The winning videos were selected based on subject impact and technical production. The judging panels included local news media, filmmaking professionals and, in the case of sponsored categories, subject experts. 

Since its inception, ‘Ōlelo Youth Xchange has awarded nearly 700 video cameras to schools throughout Hawai‘i. 

This year, Youth Xchange videos competed in 15 categories. The five broad categories included mini-documentary, public service announcement, short, Expert and Junior Expert.

The 10 sponsored categories included 808 No Vape; A More Resilient and Sustainable Hawai‘i; Coping with COVID; Creating Peace; Forest Inspired; Preventing Bullying Together with Aloha; Start Living Healthy; Storm Water Hero; Substance Use Prevention; and Traffic Safety. 

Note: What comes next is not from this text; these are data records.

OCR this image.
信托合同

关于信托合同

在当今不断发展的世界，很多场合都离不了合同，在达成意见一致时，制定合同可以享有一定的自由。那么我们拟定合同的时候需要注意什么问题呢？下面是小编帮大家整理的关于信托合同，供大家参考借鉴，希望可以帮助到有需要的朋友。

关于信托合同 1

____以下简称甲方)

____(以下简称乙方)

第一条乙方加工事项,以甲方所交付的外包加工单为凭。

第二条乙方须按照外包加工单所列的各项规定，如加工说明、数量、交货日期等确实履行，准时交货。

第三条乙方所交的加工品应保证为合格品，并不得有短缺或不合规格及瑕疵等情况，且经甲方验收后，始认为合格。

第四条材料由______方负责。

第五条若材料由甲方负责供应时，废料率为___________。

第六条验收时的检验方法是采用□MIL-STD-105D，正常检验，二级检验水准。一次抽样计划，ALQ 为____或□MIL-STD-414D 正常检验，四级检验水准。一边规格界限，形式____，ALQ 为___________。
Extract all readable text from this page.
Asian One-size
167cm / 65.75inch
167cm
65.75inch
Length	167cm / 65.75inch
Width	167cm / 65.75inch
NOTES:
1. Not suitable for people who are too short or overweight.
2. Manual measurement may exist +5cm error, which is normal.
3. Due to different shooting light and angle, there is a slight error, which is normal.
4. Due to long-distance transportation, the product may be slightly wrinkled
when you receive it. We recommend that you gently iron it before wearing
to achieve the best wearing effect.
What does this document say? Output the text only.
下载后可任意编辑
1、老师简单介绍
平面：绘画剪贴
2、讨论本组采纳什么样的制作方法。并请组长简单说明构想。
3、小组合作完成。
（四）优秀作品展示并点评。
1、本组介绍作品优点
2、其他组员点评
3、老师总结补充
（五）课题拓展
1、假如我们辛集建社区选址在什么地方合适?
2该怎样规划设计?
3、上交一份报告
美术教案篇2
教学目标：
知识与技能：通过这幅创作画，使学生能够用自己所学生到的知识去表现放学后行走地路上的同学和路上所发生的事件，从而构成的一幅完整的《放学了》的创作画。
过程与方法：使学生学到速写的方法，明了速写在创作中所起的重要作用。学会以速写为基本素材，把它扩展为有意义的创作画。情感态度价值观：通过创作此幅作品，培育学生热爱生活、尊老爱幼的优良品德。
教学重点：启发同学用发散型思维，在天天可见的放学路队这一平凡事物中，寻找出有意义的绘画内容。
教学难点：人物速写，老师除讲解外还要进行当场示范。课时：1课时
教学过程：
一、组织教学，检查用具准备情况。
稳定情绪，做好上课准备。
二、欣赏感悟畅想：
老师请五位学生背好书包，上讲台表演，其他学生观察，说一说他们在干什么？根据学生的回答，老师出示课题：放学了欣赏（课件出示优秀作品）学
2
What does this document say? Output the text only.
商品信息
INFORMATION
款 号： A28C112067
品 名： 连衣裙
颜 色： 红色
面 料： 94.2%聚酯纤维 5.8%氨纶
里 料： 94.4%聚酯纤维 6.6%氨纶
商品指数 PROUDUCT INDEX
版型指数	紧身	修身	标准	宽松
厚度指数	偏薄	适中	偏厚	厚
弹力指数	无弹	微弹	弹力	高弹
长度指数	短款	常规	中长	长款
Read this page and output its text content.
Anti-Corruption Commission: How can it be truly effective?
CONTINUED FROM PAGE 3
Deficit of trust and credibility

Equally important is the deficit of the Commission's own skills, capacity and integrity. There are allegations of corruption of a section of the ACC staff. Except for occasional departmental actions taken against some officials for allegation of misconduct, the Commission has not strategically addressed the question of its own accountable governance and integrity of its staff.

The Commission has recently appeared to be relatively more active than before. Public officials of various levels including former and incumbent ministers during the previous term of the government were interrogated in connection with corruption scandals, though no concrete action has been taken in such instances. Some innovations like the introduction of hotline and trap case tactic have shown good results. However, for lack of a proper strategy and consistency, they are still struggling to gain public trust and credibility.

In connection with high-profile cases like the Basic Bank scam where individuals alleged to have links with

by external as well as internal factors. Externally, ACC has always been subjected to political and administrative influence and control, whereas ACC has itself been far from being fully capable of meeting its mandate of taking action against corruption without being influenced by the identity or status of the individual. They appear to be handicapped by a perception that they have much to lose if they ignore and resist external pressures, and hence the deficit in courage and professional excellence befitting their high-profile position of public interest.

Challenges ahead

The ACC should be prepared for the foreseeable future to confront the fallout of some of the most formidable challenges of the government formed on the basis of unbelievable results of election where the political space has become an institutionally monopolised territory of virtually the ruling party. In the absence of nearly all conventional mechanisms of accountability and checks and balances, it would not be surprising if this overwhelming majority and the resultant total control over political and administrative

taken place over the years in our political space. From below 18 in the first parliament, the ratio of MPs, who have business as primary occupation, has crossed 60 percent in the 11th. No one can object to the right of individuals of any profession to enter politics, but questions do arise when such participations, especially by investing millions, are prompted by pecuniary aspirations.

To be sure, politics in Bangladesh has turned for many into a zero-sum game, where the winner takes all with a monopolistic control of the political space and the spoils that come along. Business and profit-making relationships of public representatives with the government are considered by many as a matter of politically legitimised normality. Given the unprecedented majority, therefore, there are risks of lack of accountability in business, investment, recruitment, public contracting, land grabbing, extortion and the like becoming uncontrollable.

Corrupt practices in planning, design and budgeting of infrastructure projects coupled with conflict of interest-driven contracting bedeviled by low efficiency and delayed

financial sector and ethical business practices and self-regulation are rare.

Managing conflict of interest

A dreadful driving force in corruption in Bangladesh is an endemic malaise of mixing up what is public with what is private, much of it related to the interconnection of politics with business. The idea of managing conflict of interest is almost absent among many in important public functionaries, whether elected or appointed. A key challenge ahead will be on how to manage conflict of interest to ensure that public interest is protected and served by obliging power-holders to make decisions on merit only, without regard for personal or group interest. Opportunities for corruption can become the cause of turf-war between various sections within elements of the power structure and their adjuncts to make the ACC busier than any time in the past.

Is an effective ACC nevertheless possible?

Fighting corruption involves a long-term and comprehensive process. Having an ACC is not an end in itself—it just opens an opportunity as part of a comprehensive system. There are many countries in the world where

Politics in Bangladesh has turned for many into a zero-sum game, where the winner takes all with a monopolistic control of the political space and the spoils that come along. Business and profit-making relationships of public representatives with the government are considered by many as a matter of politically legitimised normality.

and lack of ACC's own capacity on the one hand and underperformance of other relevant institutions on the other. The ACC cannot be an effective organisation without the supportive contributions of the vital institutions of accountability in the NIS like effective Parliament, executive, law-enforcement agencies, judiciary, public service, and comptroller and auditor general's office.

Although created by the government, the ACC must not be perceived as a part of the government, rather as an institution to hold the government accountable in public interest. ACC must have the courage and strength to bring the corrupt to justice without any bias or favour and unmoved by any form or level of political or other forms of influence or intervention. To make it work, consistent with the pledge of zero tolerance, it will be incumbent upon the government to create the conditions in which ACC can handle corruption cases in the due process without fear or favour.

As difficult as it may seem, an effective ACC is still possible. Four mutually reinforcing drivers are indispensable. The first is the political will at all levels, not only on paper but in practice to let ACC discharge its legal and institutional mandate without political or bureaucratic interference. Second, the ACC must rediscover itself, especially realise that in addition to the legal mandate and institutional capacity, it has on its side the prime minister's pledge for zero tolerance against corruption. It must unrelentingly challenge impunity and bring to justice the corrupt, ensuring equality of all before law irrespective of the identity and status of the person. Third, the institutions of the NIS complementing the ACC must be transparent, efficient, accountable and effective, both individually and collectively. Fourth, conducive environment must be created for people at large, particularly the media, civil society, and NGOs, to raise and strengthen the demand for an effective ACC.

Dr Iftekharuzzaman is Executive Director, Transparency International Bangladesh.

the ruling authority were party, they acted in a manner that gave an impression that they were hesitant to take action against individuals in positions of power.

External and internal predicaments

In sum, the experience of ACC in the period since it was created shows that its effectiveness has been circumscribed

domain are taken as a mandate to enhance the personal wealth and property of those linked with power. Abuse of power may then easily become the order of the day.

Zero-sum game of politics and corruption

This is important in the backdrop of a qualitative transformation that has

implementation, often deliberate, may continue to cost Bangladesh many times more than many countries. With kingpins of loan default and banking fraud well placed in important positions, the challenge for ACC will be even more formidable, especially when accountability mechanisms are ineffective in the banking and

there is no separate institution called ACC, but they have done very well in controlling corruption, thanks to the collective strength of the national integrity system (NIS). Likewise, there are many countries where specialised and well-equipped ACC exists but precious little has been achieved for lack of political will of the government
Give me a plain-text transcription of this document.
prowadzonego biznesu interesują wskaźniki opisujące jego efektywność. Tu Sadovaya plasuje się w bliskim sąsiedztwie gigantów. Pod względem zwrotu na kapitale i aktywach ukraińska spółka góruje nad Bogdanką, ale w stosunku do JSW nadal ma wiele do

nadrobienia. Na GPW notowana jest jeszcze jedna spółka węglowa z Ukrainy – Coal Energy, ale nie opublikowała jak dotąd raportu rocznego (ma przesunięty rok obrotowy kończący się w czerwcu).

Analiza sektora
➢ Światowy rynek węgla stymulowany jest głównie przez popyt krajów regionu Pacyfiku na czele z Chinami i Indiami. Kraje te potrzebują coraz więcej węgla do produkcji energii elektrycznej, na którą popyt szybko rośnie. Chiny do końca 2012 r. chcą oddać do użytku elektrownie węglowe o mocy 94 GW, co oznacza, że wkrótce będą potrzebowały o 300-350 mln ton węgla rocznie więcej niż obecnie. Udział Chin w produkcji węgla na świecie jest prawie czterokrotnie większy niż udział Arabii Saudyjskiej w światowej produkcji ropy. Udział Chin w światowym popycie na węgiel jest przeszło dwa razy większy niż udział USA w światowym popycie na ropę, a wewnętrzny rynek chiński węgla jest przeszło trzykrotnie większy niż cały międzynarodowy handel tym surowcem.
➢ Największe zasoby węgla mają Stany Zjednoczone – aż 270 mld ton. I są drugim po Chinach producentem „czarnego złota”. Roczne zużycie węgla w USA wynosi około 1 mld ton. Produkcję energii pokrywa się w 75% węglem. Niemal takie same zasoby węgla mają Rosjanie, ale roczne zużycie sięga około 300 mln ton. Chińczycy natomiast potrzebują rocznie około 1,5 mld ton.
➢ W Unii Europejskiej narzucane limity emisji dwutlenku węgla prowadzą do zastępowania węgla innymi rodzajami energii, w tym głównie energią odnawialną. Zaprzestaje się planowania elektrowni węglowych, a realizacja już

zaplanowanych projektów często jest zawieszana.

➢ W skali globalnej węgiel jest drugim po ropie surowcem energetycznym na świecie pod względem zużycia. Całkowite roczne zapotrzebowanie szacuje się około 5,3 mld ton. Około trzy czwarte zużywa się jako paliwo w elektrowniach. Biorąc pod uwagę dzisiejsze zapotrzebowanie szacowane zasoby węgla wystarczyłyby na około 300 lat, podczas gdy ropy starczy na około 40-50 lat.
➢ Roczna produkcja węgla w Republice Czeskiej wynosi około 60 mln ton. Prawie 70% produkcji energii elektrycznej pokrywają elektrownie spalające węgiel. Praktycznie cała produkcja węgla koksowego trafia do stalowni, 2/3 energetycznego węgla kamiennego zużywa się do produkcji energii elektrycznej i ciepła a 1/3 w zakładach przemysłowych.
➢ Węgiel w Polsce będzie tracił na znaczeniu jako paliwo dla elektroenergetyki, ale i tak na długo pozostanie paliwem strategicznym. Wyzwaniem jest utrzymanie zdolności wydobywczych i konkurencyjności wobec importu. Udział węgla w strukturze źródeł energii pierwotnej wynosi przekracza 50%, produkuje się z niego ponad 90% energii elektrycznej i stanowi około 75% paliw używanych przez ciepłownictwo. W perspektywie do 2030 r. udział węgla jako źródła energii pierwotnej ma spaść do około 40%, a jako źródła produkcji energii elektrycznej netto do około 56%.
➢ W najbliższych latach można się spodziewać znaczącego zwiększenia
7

Students in ‘Ōlelo Youth Xchange compete in three age divisions: elementary, intermediate and high school. Previous winners and students with professional experience compete in the Junior Expert (kindergarten through middle school) and Expert (high school and college) categories. 

This year’s ‘Ōlelo Youth Xchange Student Video Competition sponsors are Event sponsor the Honolulu Star Advertiser, Major Sponsor First Hawaiian Bank and Supporting Sponsor The Queen’s Health System.  The individual Category Sponsors are the City & County of Honolulu Department of Facility Maintenance; GEICO Hawai‘i; Hawai‘i Public Health Institute; Hawaiian Electric; Rotary Club of Honolulu; and the State of Hawai‘i Departments of Education, Health, and Land and Natural Resources.